Entertainment

It's Time for Randy Newman to Write a Song About the Kardashians

The Kardashians have now paid tribute to Randy Newman's "I Love L.A." twice. In a way, it makes a lot of crazy sense.

by Winston Cook-Wilson

Los Angeles singer/songwriter and celebrated film composer Randy Newman has always been one to appreciate irony — in fact, it’s the lifeblood of his art. The strange, mind-boggling anomalies of the sociological and political life of our fair country have always been his primary interest as a songwriter. By 1974, he had led an album with a song from the perspective of an “n”-word-slinging Louisiana bigot and alienated the dwarf community with his Top 10 hit “Short People.” In 1983, he scored another modest — and less directly incendiary hit — with “I Love L.A.,” a tribute to his fair city — but penned from the vantage of a narcissistic, Reagan-era, hyper-wealthy jetsetter.

To Newman, this was Lala Land’s quintessential citizen: the leisure-suit-wearing, finance-rich oaf with a gram or two of straight-off-the-boat coke in his breast pocket, in the back seat of a hiring car pointing out to his mistress out the window:

“Look at those mountains
Look at those trees
Look at that bum over there, man
He’s down on his knees”

His original video opens on a homeless man struggling to stay warm, in fact.

It’s hard to explain — in fact, I can’t explain it at all — but in 1985, the Kardashian family matriarch Kris Jenner and her extended family collaboratively rewrote the lyrics to Newman’s song and filmed a somewhat elaborate music video of their version. This was in celebration of Jenner’s 30th birthday. The title? “I Love My Friends.”

After Kris celebrates all the places in L.A. (and the world) she likes to visit — and her favorite rich person activities — the video launches into a montage of Kris and her famous pals, all the way from Michael Jackson to… a creepy-as-fuck O.J. Simpson. “Look at that bum over there, he’s down on his knees” became “Look at how [my friends] go to such chic places.”

The first video cropped on the internet around 2011, and caused a minor stir. This weekend, it reared its head again in a huge way, when her daughters Kim, Khloe, and Kourtney — who appear singing snippets and wrote the libretto for the first clip — debuted a totally new version of the song (with a new video) at Jenner’s Great Gatsby-themed birthday bash this weekend. Oh yeah, Kylie’s there this time, too.

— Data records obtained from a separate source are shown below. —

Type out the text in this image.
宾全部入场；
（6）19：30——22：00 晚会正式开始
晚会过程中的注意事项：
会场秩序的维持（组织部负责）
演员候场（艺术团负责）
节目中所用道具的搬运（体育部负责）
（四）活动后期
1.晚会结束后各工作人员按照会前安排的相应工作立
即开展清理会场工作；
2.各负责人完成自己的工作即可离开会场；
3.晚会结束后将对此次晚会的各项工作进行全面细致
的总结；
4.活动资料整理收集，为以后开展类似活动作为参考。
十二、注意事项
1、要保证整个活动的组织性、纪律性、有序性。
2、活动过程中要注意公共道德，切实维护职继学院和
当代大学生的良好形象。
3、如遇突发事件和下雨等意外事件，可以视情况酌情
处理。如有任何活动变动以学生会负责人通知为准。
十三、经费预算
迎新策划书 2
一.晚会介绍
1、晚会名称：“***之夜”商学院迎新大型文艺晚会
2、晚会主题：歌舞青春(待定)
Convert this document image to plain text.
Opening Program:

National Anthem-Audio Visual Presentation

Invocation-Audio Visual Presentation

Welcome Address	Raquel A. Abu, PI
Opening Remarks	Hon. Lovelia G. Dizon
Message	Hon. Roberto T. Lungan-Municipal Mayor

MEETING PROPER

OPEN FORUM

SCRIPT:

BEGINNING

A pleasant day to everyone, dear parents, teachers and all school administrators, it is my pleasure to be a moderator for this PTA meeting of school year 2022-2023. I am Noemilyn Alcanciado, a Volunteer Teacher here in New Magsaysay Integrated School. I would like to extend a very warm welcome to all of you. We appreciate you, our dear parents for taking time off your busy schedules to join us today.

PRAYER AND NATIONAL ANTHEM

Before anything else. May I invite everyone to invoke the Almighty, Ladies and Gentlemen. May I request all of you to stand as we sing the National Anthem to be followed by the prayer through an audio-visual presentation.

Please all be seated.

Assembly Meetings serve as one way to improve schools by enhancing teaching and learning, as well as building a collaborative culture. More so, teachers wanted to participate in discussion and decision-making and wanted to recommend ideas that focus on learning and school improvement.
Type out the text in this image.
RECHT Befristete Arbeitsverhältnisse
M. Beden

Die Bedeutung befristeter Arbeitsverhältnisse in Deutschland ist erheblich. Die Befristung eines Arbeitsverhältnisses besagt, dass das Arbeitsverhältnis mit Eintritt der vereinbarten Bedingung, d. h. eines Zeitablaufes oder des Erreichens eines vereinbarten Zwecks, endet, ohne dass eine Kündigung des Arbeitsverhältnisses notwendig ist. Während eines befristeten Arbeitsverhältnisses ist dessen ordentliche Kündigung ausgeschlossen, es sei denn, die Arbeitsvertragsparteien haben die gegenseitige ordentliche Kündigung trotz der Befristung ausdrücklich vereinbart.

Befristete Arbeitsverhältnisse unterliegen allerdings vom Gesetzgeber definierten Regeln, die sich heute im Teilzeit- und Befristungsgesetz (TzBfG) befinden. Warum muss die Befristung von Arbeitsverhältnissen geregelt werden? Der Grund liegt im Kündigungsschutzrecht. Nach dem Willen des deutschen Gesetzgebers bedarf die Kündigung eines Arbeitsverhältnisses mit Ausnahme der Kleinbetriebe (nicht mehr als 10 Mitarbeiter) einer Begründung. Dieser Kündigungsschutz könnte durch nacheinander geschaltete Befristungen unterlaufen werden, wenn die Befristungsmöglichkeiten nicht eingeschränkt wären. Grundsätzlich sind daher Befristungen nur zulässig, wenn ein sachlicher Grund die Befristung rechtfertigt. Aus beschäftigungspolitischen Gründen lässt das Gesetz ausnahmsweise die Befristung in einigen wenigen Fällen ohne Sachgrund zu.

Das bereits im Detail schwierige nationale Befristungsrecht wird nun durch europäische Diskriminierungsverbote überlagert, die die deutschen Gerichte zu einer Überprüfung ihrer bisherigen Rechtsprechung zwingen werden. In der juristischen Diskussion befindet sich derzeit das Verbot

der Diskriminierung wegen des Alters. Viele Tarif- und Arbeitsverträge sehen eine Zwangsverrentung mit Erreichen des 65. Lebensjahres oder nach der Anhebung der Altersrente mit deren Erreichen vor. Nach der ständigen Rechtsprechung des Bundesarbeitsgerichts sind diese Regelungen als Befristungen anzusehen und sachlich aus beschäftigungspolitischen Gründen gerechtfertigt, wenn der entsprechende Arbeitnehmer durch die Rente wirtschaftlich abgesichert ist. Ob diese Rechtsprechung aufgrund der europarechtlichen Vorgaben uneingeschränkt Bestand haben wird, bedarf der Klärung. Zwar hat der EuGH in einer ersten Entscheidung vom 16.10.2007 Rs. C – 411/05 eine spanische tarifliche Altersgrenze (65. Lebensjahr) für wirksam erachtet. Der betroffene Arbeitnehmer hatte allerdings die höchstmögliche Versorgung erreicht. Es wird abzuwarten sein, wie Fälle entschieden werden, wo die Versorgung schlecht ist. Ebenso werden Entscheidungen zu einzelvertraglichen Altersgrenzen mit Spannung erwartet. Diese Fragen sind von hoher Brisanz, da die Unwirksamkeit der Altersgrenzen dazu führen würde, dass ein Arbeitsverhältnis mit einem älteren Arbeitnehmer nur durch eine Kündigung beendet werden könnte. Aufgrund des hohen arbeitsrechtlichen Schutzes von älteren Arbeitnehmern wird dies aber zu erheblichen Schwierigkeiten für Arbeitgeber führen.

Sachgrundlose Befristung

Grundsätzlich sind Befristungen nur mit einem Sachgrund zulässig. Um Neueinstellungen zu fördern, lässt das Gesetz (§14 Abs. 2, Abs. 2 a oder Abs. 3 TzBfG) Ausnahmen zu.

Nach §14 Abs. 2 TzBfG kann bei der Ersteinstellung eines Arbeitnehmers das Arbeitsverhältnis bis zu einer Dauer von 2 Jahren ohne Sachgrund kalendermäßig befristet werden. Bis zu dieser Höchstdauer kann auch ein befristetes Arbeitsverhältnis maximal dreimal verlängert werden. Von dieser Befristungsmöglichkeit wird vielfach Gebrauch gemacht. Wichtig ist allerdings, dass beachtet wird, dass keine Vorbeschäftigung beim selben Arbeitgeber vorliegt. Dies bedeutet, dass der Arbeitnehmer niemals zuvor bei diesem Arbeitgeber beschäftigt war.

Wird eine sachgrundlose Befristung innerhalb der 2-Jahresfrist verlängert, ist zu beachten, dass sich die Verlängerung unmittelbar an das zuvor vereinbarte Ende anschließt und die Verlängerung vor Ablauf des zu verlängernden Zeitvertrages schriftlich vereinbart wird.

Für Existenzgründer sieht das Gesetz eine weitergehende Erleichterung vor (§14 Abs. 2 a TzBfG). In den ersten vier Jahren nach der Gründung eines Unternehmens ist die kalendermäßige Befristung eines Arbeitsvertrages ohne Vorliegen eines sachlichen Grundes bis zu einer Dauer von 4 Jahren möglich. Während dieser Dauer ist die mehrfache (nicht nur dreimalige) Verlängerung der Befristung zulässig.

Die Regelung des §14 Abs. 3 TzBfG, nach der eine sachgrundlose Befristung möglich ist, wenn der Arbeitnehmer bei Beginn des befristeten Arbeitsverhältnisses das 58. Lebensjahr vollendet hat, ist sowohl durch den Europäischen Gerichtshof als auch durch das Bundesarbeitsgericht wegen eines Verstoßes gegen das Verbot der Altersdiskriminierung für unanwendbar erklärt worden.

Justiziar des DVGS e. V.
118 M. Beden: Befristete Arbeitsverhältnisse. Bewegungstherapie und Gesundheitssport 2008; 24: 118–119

Instead of picking a newer pop song — or just different song — the Kardashian clan just rewrote Newman’s song again. This time: with even more expensive taste, more celebrity friends, and weirder lyrics. You can see both the original and the new videos in the Kim-posted clip below.

Kris isn’t in this new one — it’s just the Kardashian sisters singing in flat-toned unison, sending up the treadmill shots and convertible-cruising scenes from their ‘85 version. Here, rhymes and natural word emphases are even more explicitly out the window.

The sisters intone, almost solemnly:

“She likes cocktails
Nobu Malibu
Hermès Birkin
Chane-el”

Pretty soon Scott Disick, Justin Bieber, Kanye, and North West, a handful of fashion designers, and at the end, Caitlyn Jenner drinking champagne in a bathtub, show up to wish Kris well. “She loves you,” they all say, grimacing or smiling.

L.A. was, for Randy, home, and despite his healthy skepticism, there was a strange kind of affection for it — enough for him to not feel odd that the song had become a staple at Clippers games. The American Dream is dumb, but you almost have to love that we’re stupid enough to fixate on it. “There’s some kind of ignorance L.A. has that I’m proud of,” he told L.A. Weekly in 2001. “The open car and the redhead, the Beach Boys… that sounds really good to me.”

Like any of his colorful crew of protagonists, any Kardashian would no doubt be drawn with a sympathetic hand by Newman. And it’s time for him to write about them. They are, after all, essentially America’s First Family, and just Newman’s type of characters. There’s a reason so much of the world follows their every move: They’re a lot more honest than most of us dare to be. Maybe that’s what Kris Jenner likes about Newman’s realistic song, and hopefully what Newman would like about her versions of it.